Lek jest na wstępnych etapach badań, jednak już wielu specjalistów pokłada w nim nadzieje. Jest to substancja doustna, której skuteczność udowodniono w odniesieniu do nosówki u fretek. Nosówka, podobnie jak odra, jest chorobą przenoszoną drogą kropelkową. Jednocześnie obie są chorobami wirusowymi, a struktura wywołujących je wirusów jest do siebie bardzo zbliżona.
Opublikowane w Science Translational Medicine badania na fretkach wskazują, że podanie leku trzy dni po ekspozycji na wirusa powoduje całkowite stłumienie choroby. Dodatkowo ocena poziomu przeciwciał specyficznych wobec wirusa nosówki znacząco wzrosła u wszystkich zwierząt biorących udział w badaniu. Ta podwyższona odporność może utrzymywać się przez długi czas i chronić organizm przed kolejnymi zachorowaniami. Zespół badaczy nie określił jednak jeszcze jak długo trwa taki ‘okres ochronny’.

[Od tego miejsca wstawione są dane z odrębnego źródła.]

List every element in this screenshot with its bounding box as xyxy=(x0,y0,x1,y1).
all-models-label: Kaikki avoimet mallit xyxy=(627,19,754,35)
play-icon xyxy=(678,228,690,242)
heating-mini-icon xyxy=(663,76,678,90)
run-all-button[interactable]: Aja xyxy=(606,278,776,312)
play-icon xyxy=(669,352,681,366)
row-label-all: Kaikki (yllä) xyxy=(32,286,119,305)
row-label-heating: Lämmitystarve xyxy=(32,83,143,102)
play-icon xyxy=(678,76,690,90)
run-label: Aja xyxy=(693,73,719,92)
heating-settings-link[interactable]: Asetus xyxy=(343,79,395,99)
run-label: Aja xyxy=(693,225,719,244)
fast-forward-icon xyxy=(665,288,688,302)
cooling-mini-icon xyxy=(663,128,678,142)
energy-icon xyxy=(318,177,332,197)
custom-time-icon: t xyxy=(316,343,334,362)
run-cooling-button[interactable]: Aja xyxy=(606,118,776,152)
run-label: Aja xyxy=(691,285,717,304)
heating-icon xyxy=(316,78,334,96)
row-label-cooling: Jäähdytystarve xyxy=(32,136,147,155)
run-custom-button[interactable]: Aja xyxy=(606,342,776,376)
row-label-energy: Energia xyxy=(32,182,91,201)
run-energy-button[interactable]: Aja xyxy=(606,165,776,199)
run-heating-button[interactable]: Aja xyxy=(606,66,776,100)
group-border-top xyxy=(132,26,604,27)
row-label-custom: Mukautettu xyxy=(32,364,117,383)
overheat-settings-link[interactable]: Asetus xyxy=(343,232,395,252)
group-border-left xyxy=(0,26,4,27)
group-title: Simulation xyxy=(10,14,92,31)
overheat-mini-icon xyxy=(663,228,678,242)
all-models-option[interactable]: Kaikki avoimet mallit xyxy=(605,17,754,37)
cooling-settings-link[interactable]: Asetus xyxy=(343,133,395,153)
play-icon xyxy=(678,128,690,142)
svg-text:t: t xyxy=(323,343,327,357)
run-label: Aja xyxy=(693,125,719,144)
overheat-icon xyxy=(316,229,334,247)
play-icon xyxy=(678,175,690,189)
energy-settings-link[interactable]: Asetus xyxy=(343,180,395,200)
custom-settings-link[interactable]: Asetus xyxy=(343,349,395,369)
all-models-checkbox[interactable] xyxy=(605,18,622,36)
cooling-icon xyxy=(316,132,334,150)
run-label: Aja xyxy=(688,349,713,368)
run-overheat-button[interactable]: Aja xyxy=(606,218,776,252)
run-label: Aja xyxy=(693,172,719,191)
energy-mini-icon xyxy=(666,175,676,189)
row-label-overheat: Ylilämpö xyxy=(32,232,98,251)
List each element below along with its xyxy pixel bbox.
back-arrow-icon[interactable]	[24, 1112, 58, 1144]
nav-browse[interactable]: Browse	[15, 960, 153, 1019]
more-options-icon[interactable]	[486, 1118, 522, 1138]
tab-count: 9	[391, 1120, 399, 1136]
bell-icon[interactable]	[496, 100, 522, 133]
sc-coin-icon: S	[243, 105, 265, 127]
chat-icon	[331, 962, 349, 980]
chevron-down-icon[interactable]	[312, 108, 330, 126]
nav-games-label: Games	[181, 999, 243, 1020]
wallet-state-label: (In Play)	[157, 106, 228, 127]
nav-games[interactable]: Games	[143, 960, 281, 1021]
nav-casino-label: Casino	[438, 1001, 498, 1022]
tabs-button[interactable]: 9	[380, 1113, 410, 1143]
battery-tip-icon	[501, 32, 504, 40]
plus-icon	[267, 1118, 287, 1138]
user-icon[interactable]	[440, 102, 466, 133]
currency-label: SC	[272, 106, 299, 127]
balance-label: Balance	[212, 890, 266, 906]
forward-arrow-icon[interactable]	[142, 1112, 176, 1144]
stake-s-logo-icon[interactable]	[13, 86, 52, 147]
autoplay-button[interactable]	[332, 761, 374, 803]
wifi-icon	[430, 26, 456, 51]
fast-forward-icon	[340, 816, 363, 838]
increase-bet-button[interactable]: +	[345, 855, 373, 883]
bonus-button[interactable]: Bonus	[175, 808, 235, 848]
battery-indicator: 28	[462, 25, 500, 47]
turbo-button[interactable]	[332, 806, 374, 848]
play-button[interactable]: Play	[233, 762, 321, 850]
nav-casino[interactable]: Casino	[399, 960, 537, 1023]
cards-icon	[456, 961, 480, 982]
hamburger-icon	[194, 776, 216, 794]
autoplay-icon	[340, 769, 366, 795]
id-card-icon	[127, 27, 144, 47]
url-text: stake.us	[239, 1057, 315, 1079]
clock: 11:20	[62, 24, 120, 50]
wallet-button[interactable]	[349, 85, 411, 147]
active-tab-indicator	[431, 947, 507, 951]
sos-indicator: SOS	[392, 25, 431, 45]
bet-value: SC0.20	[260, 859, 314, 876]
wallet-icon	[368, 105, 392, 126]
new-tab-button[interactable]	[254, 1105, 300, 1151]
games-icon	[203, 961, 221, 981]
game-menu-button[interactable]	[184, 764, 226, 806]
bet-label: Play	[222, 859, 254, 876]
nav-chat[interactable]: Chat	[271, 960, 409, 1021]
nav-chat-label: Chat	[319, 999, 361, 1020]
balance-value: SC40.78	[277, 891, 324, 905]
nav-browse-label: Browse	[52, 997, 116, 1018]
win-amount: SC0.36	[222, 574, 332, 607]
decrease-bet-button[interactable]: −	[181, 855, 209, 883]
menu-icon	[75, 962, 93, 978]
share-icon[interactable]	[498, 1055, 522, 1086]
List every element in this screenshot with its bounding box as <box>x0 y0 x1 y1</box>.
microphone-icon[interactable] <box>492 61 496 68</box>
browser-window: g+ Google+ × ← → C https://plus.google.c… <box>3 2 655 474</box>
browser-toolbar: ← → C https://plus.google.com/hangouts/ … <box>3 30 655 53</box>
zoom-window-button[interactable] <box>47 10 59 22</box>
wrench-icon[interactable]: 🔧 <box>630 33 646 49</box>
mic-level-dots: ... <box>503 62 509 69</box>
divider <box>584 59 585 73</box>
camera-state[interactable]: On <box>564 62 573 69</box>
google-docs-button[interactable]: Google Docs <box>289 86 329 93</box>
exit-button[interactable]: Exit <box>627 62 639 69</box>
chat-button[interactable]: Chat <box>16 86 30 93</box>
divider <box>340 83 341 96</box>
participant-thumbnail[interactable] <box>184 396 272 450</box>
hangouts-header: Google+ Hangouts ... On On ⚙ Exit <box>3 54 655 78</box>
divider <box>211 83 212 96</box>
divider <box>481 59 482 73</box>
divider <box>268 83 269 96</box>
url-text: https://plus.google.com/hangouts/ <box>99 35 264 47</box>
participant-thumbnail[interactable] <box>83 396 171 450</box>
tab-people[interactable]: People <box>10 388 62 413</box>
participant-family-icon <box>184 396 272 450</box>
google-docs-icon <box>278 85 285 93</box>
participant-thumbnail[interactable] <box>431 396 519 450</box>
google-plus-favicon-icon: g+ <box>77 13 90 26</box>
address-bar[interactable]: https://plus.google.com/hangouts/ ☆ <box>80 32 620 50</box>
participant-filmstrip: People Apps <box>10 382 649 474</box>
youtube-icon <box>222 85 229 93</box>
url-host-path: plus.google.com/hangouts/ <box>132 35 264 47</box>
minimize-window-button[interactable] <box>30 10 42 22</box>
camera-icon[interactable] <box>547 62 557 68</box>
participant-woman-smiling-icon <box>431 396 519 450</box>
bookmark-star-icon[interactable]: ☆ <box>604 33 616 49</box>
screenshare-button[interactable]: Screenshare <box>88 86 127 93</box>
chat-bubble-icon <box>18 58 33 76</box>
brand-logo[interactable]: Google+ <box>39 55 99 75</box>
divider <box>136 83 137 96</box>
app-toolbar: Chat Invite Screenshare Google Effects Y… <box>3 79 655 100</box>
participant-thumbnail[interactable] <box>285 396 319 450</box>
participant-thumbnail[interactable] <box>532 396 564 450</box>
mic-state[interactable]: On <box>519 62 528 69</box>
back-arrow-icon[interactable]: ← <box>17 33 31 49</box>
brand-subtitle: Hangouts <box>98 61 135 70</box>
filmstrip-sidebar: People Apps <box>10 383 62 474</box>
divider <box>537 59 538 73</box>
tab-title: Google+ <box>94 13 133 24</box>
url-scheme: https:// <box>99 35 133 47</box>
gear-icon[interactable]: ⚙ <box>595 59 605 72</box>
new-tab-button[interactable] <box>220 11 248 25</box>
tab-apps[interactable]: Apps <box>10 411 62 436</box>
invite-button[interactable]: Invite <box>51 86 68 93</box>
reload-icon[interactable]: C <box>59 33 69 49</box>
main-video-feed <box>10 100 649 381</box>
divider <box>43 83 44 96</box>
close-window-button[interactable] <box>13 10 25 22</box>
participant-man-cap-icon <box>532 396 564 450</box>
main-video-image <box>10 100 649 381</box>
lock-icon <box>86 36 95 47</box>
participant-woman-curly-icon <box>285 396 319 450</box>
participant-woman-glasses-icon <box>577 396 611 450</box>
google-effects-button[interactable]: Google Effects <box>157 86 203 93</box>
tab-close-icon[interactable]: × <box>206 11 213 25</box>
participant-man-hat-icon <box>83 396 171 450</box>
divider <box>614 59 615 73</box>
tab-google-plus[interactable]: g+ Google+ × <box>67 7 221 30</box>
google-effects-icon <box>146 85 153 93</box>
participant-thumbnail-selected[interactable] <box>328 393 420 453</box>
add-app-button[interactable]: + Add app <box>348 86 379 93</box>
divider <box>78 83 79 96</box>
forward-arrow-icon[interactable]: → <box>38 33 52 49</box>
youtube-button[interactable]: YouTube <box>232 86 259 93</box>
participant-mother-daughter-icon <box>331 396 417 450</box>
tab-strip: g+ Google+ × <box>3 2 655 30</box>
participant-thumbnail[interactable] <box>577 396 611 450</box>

Tabletka zamiast szczepień?
Opracowany doustny lek jest łatwiejszy w podaniu i wydaje się być ciekawą alternatywą dla szczepień. Jednak naukowcy zaznaczają, że wcale nie o takie potraktowanie odkrycia im chodzi. Po ekspozycji na wirusa odry człowiek zaczyna mieć objawy zwykle po około dwóch tygodniach. Przez ten czas patogen namnaża się i kiedy pojawiają się pierwsze sygnały to w organizmie znajduje się już tyle kopii wirusa, że podanie leku blokującego jego replikację nie może znacząco zahamować rozwoju choroby. Lek należy zatem podać jak najszybciej, a moment ekspozycji na patogen też często jest trudny do określenia. Skąd bowiem możemy wiedzieć, że siedząca naprzeciwko nas w autobusie osoba jest chora na odrę, skoro jeszcze nie ma objawów? Substancja, docelowo miałaby być zatem dedykowana nieszczepionym dzieciom w szkołach czy przedszkolach, gdzie opiekun z reguły jest dość szybko poinformowany o chorobie innego dziecka z grupy. Szybkie działanie umożliwiłoby ograniczanie ewentualnych wybuchów choroby.
Oczywiście przed zastosowaniem leku u ludzi konieczne jest przeprowadzenie szeregu badań udowadniających jego bezpieczeństwo oraz skuteczność w odniesieniu do odry. Teraz zespół naukowców chce zbadać czy lek wykazuje aktywność u małp zarażonych wirusem. W przypadku powodzenia tego etapu, kolejnymi krokami mają być oczywiście badania kliniczne prowadzone na ludziach.
W przypadku opracowywania nowych leków przeciwwirusowych i przeciwbakteryjnych należy pamiętać również o jednej bardzo ważnej kwestii. A mianowicie, czy jego wprowadzenie do terapii może promować mutacje patogenu prowadzące do powstania jeszcze bardziej niebezpiecznych odmian. Między człowiekiem, a patogenem toczy się bowiem nieustanna walka – naszą bronią jest układ odpornościowy i leki, na które niechciany gość reaguje zmianami w DNA mającymi na celu oszukanie naszej artylerii. Naukowcy pracując nad doustnym lekiem na odrę, stosując modyfikacje genetyczne, stworzyli kilka różnych potencjalnych wersji wirusa i zainfekowali nimi zwierzęta. Okazało się, że większość z nich powodowała łagodniejszy przebieg choroby niż dziki szczep. Uzyskano jednak jedną odmianę, która w doprowadziła do śmierci wszystkich zainfekowanych nim fretek. Badanie co prawda prowadzone było dłużej niż standardowo, a odporny na lek szczep trudniej rozprzestrzeniał się wśród zwierząt, jednak mimo wszystko należy zastanowić się czy faktycznie warto podejmować ryzyko doprowadzenia do analogicznej sytuacji w odniesieniu odry wśród ludzi.